Die steinernen Gänge wanden sich wie Schächte durch die Pfalz, für den Unbedarften einem Irrgarten gleich. Doch er wusste genau welche Biegung er gehen musste, welche Tür zu öffnen war und welche Treppe er zu erklimmen hatte. Hin und wieder musste er sich durch einen beherzten Satz ins Dunkle retten, wenn Stimmen schneller nähergekommen waren als er gedacht hatte. Doch schließlich kam er an seinem Ziel an und blieb vor einer unscheinbaren Tür stehen. Ein kurzer Blick links, ein kurzer Blick rechts, dann umfasste er die Klinke und trat in die Dunkelheit, welche sich hinter der Tür entfaltete, ein.

Zügig schloss er die Tür hinter sich und entfachte eine kleine Kerze. Neugierig schaute er sich in dem Raum um.
Er wusste nicht genau was er erwartet hatte, das was er allerdings zu Gesicht bekam, war es ganz gewiss nicht.
Das Zimmer war klein und schlicht eingerichtet. Ein einfaches, schmales Bett diente als Schlafstätte. Gegenüber stand ein unauffälliger Tisch, der mit einigem wenigen Pergament und einem fast aufgebrauchten Kohlestift bedeckt war. Eine zur Hälfte abgebrannte Kerze steckte in einem zierlosen Messingständer, von dem der Eindringling sich nicht sicher war, ob dieser nicht vielleicht doch in einem früheren Leben als Schnapsglas sich verdingt gemacht hatte.

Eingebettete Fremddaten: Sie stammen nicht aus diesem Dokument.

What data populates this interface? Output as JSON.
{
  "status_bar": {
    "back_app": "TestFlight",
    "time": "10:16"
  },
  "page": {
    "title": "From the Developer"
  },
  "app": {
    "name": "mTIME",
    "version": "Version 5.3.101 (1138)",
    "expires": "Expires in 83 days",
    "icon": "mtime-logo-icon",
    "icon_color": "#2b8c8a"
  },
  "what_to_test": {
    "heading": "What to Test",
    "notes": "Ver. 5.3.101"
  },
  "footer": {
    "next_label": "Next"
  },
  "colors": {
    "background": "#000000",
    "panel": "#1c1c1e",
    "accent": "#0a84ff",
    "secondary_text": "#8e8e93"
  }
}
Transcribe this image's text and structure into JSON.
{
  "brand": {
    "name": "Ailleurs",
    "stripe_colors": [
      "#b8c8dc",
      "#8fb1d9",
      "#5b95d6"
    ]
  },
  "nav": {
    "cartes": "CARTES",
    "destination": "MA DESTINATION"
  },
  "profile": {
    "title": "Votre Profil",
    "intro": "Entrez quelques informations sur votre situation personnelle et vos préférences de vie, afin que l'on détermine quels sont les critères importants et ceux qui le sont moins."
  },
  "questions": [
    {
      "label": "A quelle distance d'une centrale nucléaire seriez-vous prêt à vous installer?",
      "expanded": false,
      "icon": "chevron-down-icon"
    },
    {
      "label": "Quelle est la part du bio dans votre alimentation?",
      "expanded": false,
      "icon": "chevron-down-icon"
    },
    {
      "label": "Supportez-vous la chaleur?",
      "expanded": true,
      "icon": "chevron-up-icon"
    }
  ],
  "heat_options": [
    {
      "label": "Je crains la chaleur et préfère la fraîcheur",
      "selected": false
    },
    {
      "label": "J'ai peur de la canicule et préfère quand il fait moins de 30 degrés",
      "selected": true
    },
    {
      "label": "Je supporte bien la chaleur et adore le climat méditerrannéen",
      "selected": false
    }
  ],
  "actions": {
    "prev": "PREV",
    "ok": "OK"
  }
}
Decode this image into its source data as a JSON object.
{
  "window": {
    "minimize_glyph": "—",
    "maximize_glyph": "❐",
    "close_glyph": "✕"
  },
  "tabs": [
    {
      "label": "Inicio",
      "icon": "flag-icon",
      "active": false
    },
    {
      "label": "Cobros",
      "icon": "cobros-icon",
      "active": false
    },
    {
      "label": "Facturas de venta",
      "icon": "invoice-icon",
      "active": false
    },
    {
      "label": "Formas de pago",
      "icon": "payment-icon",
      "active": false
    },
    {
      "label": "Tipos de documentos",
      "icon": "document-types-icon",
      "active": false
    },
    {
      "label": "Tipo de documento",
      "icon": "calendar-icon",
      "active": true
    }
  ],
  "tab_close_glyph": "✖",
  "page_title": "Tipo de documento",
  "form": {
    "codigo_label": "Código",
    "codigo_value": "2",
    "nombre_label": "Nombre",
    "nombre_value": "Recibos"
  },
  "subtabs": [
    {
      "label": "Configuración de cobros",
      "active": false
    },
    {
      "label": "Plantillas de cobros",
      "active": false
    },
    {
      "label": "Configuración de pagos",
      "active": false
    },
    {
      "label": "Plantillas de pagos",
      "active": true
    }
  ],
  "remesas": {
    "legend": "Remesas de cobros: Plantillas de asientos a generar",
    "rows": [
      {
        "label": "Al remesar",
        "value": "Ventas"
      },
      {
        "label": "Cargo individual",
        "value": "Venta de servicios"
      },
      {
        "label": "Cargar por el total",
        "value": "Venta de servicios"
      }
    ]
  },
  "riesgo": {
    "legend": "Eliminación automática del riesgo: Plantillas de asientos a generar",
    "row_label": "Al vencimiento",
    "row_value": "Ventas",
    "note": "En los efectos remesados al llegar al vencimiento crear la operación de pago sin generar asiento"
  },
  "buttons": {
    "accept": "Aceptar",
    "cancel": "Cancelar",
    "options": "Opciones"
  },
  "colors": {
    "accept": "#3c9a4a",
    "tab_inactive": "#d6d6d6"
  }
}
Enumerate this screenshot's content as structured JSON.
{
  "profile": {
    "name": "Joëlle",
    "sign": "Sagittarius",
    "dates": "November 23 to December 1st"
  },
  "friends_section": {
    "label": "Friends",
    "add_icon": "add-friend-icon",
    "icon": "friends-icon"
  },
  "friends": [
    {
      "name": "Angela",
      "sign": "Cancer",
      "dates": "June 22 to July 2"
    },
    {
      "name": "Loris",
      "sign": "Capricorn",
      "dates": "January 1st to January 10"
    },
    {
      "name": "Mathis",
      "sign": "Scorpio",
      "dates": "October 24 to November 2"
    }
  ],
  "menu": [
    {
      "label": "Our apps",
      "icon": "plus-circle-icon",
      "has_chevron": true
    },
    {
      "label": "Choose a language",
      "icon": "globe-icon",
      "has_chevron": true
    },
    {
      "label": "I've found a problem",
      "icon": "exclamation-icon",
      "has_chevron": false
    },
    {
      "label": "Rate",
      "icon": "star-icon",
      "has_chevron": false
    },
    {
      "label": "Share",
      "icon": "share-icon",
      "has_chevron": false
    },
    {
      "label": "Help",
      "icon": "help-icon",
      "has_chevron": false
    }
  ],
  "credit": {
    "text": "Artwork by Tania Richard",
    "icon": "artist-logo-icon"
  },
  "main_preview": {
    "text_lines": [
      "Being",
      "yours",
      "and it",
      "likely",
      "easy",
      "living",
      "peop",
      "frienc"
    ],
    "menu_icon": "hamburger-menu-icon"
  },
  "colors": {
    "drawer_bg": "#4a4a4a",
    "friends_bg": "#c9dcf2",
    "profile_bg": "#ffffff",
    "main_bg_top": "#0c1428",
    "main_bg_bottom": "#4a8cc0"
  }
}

An dem Tisch stand ein schmuck- und polsterloser Stuhl, dem Niemand mehr trauen sollte. Ein einzelnes, einen Spann weites, Fenster wurde von dicken Fensterläden verschlossen, so dass weder Kälte noch das Licht des Madamals in das Innere des Zimmerchens gelangen konnte. In der linken Ecke, neben dem Eingang, stand ein Kohlebecken und die Kratzspuren in den Holzdielen verrieten, dass die Bewohnerin in den kälteren Nächten näher an das Bett herangezogen haben musste.

Zwischen Tisch und Schlafstätte stand ein trister Holzschrank, der die Einrichtung komplettierte und das kleine Zimmerchen noch kleiner wirken ließ.

Alles in allem wirkte diese Kammer mehr wie eine Gesindekammer, für einfache Hausangestellte. Keine Wärme, keine Gemütlichkeit, sondern nur Tristesse und Einfachheit konnte man hier finden. Kein Ort für eine Person blauen Blutes. Fast wirkte es auf ihn, als würde er hier eine Gnadentat vollbringen und er musste Schmunzeln, als ihm die Parallelen zu seinem anderen Opfer auffielen.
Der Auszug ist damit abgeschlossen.